Travel Stories

The American War

         It is impossible for me to write about my visit to Vietnam without first speaking of the American War against the Vietnamese people in the 1960's and 1970s.  Opposition to the American War shaped my life and the choices I made in the 60s that have had consequences for my life and the lives of my children ever since.  And for most Americans who opposed the war the American War against the Vietnamese people remains a source of profound shame and regret ... an unfathomable set of war crimes as barbaric as any known ... crimes and horrors that went unpunished and forever will, crimes that cost the lives of 58,000 young Americans, and murdered more than a million - that is not an exaggeration - more than a million Vietnamese children, women, and men.  I hated the war.  It was wrong, immoral, and what I viewed as a holocaust against the Vietnamese people ... and I had lived through one holocaust, thank you.  How the bulk of the German people had stood idly by while Jews, Gypsies, Communists, gays, and disabled people were systematically exterminated was one of the most pressing moral questions I'd ever thought about.  What would I have done?  Would I too have been a good German?  And here was a war that in every conceivable way seemed equally as immoral to me as the war against the Jews.  And, in fact, I was just standing by.  
         At first I participated in and organized protests and demonstrations against the war, it was all I could think of to do. I was not rehired at my teaching position at Hunter College in 1966 because I made the war and opposition to the war so large a part of the curriculum in my courses.  I next found work at the State University of New York in Plattsburg, home of a Strategic Air Command U.S. Air Force base, and promptly began picketing the draft board there, each day at lunch time walking back and forth in front of their downtown offices with a sandwich board sign that read, “Stop killing our children,” with pictures of recently killed American servicemen on the front of the board and pictures of Vietnamese children killed by U.S. forces on the back.  Dozens of students ultimately joined me in my vigil, a story appeared in the local newspaper with a picture of me and my sandwich board, I was invited to speak before the local Chamber of Commerce on Memorial Day.

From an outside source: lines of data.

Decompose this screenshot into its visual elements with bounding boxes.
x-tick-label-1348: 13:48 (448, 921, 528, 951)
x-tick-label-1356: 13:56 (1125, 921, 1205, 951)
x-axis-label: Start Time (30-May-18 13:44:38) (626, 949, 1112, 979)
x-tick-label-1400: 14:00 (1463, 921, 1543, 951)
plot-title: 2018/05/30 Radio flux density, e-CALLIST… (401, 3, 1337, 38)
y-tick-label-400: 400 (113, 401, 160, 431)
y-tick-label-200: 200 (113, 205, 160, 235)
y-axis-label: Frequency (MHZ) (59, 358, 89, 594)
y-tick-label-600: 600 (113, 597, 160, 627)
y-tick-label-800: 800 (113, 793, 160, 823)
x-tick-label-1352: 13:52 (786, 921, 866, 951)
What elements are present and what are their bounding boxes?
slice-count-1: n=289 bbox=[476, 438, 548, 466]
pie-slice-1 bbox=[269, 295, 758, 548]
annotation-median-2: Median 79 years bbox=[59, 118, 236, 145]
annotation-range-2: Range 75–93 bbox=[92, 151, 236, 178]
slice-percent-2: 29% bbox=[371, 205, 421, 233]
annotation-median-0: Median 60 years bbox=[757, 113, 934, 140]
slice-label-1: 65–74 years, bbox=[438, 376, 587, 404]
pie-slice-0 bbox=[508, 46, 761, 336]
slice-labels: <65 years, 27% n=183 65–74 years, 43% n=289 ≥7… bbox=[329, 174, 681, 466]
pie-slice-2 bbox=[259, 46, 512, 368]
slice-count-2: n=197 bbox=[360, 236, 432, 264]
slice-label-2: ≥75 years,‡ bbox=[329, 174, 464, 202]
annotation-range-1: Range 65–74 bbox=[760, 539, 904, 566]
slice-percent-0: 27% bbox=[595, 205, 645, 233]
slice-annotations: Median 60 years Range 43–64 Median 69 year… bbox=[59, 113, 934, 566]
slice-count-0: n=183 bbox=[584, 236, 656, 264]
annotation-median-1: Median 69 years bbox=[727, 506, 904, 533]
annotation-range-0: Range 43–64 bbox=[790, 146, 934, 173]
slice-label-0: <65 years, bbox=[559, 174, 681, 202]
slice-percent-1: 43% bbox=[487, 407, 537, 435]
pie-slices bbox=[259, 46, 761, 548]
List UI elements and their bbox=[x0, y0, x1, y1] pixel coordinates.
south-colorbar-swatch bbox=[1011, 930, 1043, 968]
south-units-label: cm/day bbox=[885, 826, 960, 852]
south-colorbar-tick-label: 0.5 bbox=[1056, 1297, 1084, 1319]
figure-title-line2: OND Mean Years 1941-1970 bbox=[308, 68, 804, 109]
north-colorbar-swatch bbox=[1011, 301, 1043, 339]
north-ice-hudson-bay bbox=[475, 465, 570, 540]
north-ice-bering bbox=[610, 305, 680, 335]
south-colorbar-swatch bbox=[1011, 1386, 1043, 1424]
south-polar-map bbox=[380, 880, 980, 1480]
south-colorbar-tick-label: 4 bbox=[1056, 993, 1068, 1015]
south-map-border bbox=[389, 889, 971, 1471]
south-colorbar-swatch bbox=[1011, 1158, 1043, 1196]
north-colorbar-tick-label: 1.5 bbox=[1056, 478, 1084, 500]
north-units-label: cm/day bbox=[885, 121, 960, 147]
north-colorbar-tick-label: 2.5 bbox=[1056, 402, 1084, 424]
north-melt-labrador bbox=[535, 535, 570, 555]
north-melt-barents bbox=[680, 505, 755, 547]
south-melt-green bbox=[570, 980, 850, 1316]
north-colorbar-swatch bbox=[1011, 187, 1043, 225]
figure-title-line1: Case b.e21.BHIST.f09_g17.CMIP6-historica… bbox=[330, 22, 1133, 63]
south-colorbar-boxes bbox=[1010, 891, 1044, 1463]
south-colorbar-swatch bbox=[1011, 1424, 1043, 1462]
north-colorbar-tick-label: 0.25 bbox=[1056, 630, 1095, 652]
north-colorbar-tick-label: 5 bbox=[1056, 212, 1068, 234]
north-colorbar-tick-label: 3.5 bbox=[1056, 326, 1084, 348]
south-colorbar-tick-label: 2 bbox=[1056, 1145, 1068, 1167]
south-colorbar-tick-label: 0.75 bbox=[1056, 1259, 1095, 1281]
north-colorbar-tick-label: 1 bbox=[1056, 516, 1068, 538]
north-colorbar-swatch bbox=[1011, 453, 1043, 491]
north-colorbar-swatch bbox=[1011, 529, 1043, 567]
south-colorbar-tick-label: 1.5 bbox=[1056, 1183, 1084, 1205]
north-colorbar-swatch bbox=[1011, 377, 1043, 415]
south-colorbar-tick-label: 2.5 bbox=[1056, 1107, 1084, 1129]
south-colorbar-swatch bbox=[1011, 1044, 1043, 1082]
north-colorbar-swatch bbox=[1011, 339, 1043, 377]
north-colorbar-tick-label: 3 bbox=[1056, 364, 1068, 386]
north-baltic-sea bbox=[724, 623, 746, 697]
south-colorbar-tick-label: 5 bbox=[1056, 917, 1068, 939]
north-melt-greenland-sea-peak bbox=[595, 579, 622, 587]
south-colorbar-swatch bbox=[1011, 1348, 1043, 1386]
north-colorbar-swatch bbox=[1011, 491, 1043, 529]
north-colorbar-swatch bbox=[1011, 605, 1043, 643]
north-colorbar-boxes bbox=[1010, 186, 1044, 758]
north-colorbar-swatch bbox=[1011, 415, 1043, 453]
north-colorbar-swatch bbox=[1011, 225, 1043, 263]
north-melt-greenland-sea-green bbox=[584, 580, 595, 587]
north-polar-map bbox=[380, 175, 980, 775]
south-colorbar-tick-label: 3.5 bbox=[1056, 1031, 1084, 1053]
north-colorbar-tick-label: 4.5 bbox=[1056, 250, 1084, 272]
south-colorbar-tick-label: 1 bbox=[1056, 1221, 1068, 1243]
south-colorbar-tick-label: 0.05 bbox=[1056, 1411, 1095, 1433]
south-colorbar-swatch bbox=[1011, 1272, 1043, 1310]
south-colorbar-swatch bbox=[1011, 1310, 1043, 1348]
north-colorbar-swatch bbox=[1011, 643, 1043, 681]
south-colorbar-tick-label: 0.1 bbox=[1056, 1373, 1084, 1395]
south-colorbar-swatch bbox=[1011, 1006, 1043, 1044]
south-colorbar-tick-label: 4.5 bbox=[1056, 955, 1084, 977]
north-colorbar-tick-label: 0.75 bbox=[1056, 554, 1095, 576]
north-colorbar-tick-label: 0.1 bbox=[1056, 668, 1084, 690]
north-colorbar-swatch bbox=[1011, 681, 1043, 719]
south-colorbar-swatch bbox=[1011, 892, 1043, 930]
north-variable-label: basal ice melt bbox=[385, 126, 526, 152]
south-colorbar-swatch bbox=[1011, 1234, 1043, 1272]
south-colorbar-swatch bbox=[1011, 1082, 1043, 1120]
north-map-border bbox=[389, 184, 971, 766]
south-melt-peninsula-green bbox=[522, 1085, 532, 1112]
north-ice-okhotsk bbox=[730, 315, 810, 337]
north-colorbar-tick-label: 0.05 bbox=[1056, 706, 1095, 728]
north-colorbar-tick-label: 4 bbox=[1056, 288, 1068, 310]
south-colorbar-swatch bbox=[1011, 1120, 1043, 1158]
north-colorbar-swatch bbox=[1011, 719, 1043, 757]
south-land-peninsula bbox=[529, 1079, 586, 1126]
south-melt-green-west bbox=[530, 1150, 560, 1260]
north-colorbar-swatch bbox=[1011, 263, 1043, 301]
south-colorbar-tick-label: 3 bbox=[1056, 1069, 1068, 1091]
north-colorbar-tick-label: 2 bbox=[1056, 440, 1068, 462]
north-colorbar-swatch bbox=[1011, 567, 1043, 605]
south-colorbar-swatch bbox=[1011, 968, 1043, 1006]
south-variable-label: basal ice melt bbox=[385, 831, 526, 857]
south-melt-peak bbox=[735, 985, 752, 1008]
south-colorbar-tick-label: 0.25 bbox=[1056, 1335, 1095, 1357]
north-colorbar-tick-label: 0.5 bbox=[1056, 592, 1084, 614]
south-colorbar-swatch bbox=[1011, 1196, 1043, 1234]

         I though long and hard about what my subject would be and ultimately focused on the issue of what a patriotic citizen should do if he or she felt there was a conflict between his nation, by which I meant his or her ethical and societal values, and his state, that is the institution empowered to carry out the wishes of the people of the nation.  I cited historical examples of this conflict in my talk, most notably about slavery. I referenced the good German question.  I explained why in relationship to the Vietnam War my values, which I thought were eminently patriotic - I had after all served in the U.S. Army in 1960 and 61 - necessarily required me to oppose the actions of the state in Vietnam by whatever means I could.
         The Chamber of Commerce applauded me.  They shook my hand.  They gave me a commemorative certificate. They went to the president of the college and said, “get rid of him.”  And he promptly did.
         I dropped out of teaching.  I defined myself as a revolutionary.  I actively supported third world liberation struggles in all the ways I could without being jailed. I advocated violence against my government and aided and abetted those who carried out such violence.  I helped begin a commune in Vermont where I lived for years, initiated in part by a desire to assist in stopping the war, of dropping out, of not paying taxes, of helping resisters get to Canada.  There is no doubt in my mind that internal American opposition to the war contributed to its ending.
         Of course, it goes without saying that the American War is immensely prominent in the minds and hearts of every Vietnamese person I've evet met.   How else can it be?  For the Vietnamese young, there is the unfathomable fact that Vietnamese brother and sister fought bitterly against brother and sister.  And while for older Vietnamese people there is both genuine forgiveness and genuine pride - winning as a David against Goliath helps with both - the consequences of the war, of land mines, of the cancer inducing banned chemical weapon attacks with Agent Orange - and of literal decades and generations of war against the imperialistic Americans, French and Chinese - are seared into (what appears to me) a remarkably militant national consciousness, repeated in museum displays, songs, flags, names, propoganda, tours, and iconography.  That the Vietnamese can be as tough as they obviously are, as determined as they are, and as warm, kind, and smiling as they are moves me immensely.  As Uncle Ho reminded and advised us, "What could be more natural?  After sorrow comes happiness."